I recently came across this piece by Marcus Tullius Cicero (one of my favourite classical authors) on the Sententiae Antiquae website (a good source of classical Latin and Greek translations), taken from Cicero’s oration Pro Murena (35-36). Lucius Licinius Murena was elected as his election as consul in 62 BCE but was subsequently accused of bribery. He was defended by Cicero, who recorded his speech for posterity. Here’s what Cicero said about elections in general:
What strait or what channel do you imagine has as many currents, twists, and tide changes as the disturbances in the breaking waves produced by elections? A missed day or extra night often changes everything and a small whisper of a rumor can transform public opinion.
Often too, something happens without any clear reason and and you notice how the people are frequently amazed at what happened, as if they didn’t do it themselves! Nothing is more uncertain than a mob; nothing is less clear than what people want; nothing is more obscure than the whole logic of elections!*
And in a similar vein, Seneca the Younger wrote in De Vita Beata (“On the Happy Life,” written circa 58 CE to his older brother) this comment about elections:
But now the people—in defense of their own wickedness—act against reason indeed. And so, as unstable fancy flits full circle, that same thing happens as in elections in which those who selected people for office are also shocked that those very people are in office!

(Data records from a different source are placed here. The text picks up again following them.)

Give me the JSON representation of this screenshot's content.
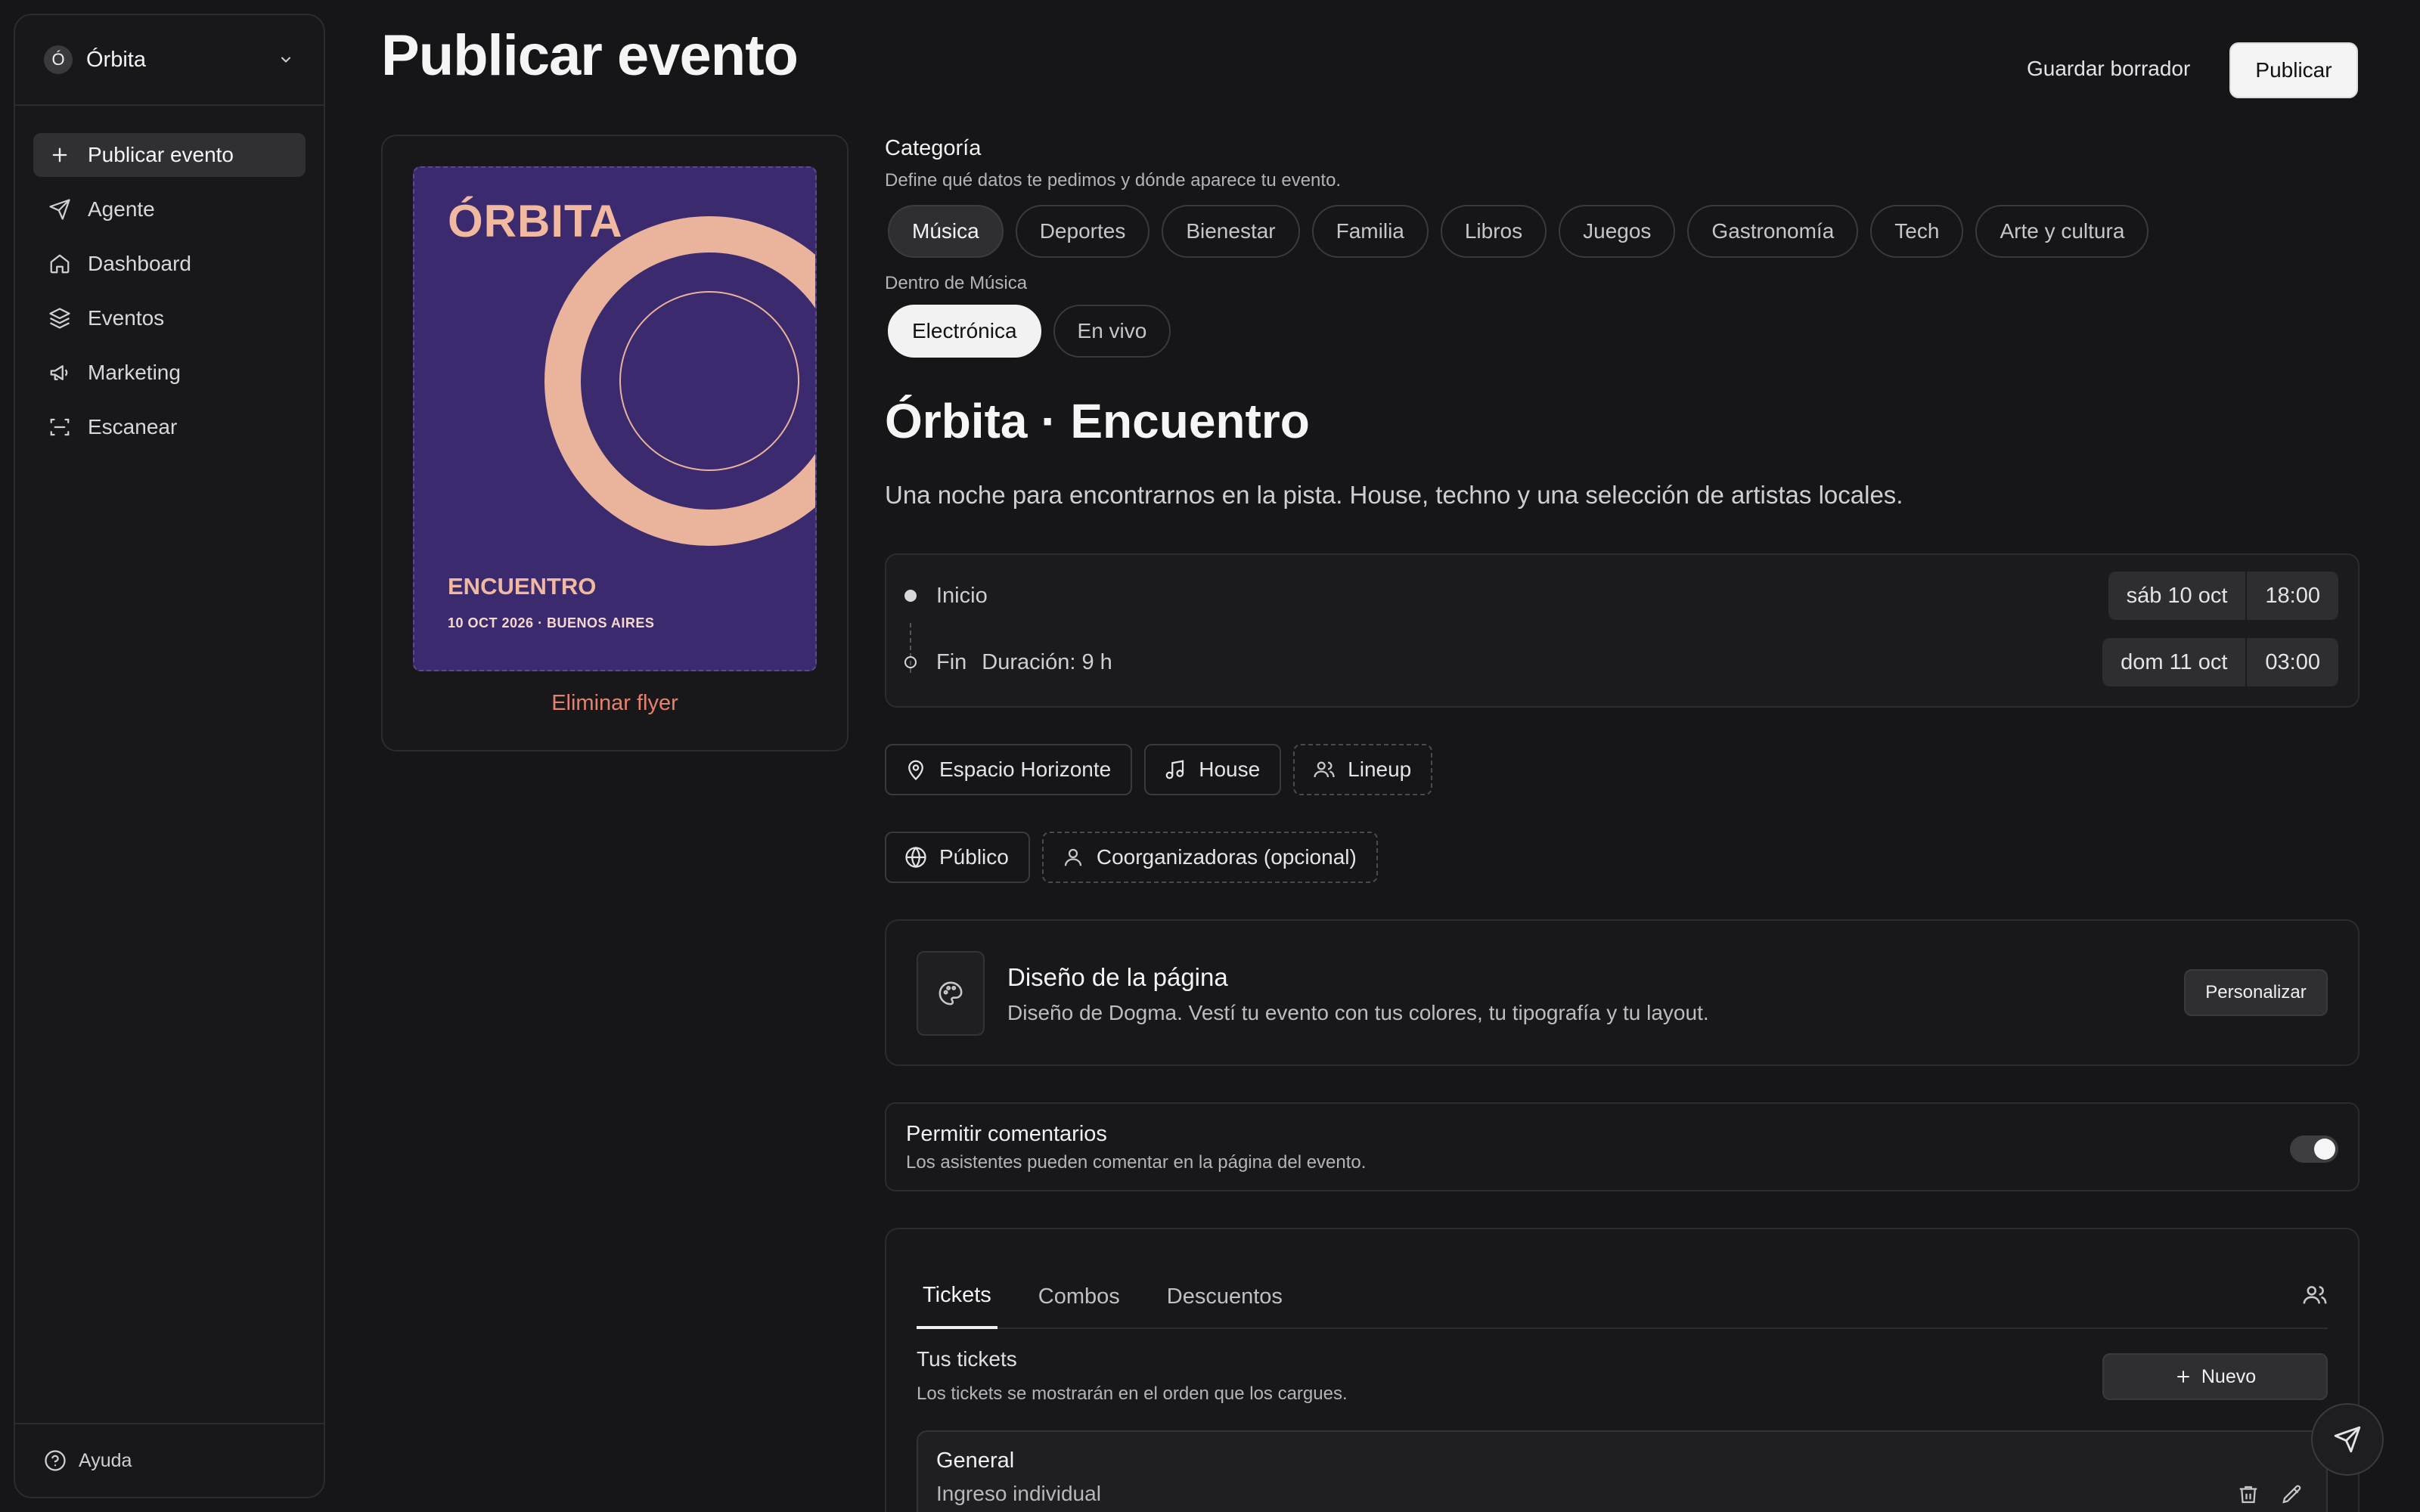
{
  "sidebar": {
    "org": {
      "initial": "Ó",
      "name": "Órbita"
    },
    "items": [
      {
        "label": "Publicar evento",
        "icon": "plus-icon",
        "active": true
      },
      {
        "label": "Agente",
        "icon": "send-icon"
      },
      {
        "label": "Dashboard",
        "icon": "home-icon"
      },
      {
        "label": "Eventos",
        "icon": "layers-icon"
      },
      {
        "label": "Marketing",
        "icon": "megaphone-icon"
      },
      {
        "label": "Escanear",
        "icon": "scan-icon"
      }
    ],
    "help": "Ayuda"
  },
  "header": {
    "title": "Publicar evento",
    "save_draft": "Guardar borrador",
    "publish": "Publicar"
  },
  "flyer": {
    "brand": "ÓRBITA",
    "subtitle": "ENCUENTRO",
    "date_line": "10 OCT 2026 · BUENOS AIRES",
    "remove": "Eliminar flyer",
    "colors": {
      "background": "#3b2a6e",
      "accent": "#f0b9a0"
    }
  },
  "category": {
    "label": "Categoría",
    "hint": "Define qué datos te pedimos y dónde aparece tu evento.",
    "options": [
      "Música",
      "Deportes",
      "Bienestar",
      "Familia",
      "Libros",
      "Juegos",
      "Gastronomía",
      "Tech",
      "Arte y cultura"
    ],
    "selected": "Música",
    "sub_label": "Dentro de Música",
    "sub_options": [
      "Electrónica",
      "En vivo"
    ],
    "sub_selected": "Electrónica"
  },
  "event": {
    "title": "Órbita · Encuentro",
    "description": "Una noche para encontrarnos en la pista. House, techno y una selección de artistas locales."
  },
  "schedule": {
    "start": {
      "label": "Inicio",
      "date": "sáb 10 oct",
      "time": "18:00"
    },
    "end": {
      "label": "Fin",
      "duration": "Duración: 9 h",
      "date": "dom 11 oct",
      "time": "03:00"
    }
  },
  "tags": {
    "venue": "Espacio Horizonte",
    "genre": "House",
    "lineup": "Lineup",
    "visibility": "Público",
    "coorganizers": "Coorganizadoras (opcional)"
  },
  "design": {
    "title": "Diseño de la página",
    "description": "Diseño de Dogma. Vestí tu evento con tus colores, tu tipografía y tu layout.",
    "button": "Personalizar"
  },
  "comments": {
    "title": "Permitir comentarios",
    "description": "Los asistentes pueden comentar en la página del evento.",
    "enabled": true
  },
  "tickets": {
    "tabs": [
      "Tickets",
      "Combos",
      "Descuentos"
    ],
    "active_tab": "Tickets",
    "title": "Tus tickets",
    "hint": "Los tickets se mostrarán en el orden que los cargues.",
    "new_button": "Nuevo",
    "items": [
      {
        "name": "General",
        "type": "Ingreso individual"
      }
    ]
  }
}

We approve the same things we criticize! This is the outcome of every judgment which gives preference to the majority.*
Seems like nothing much has changed in the two millennia since Cicero and Seneca wrote those words. It’s often said that in a democracy, people get the government they deserve. I can only hope that my hometown deserves a much better council in the upcoming municipal election than we have now.
* You can read the Latin itself on the site above if you are capable of translating it for yourself. Sadly, despite my continued efforts to teach myself Latin, and the shelf full of textbooks and dictionaries mean to guide me, I remain stubbornly unable to do so. As Chaucer wrote in The Parliament of Fowles, “The lyf so short, the craft so long to lerne.”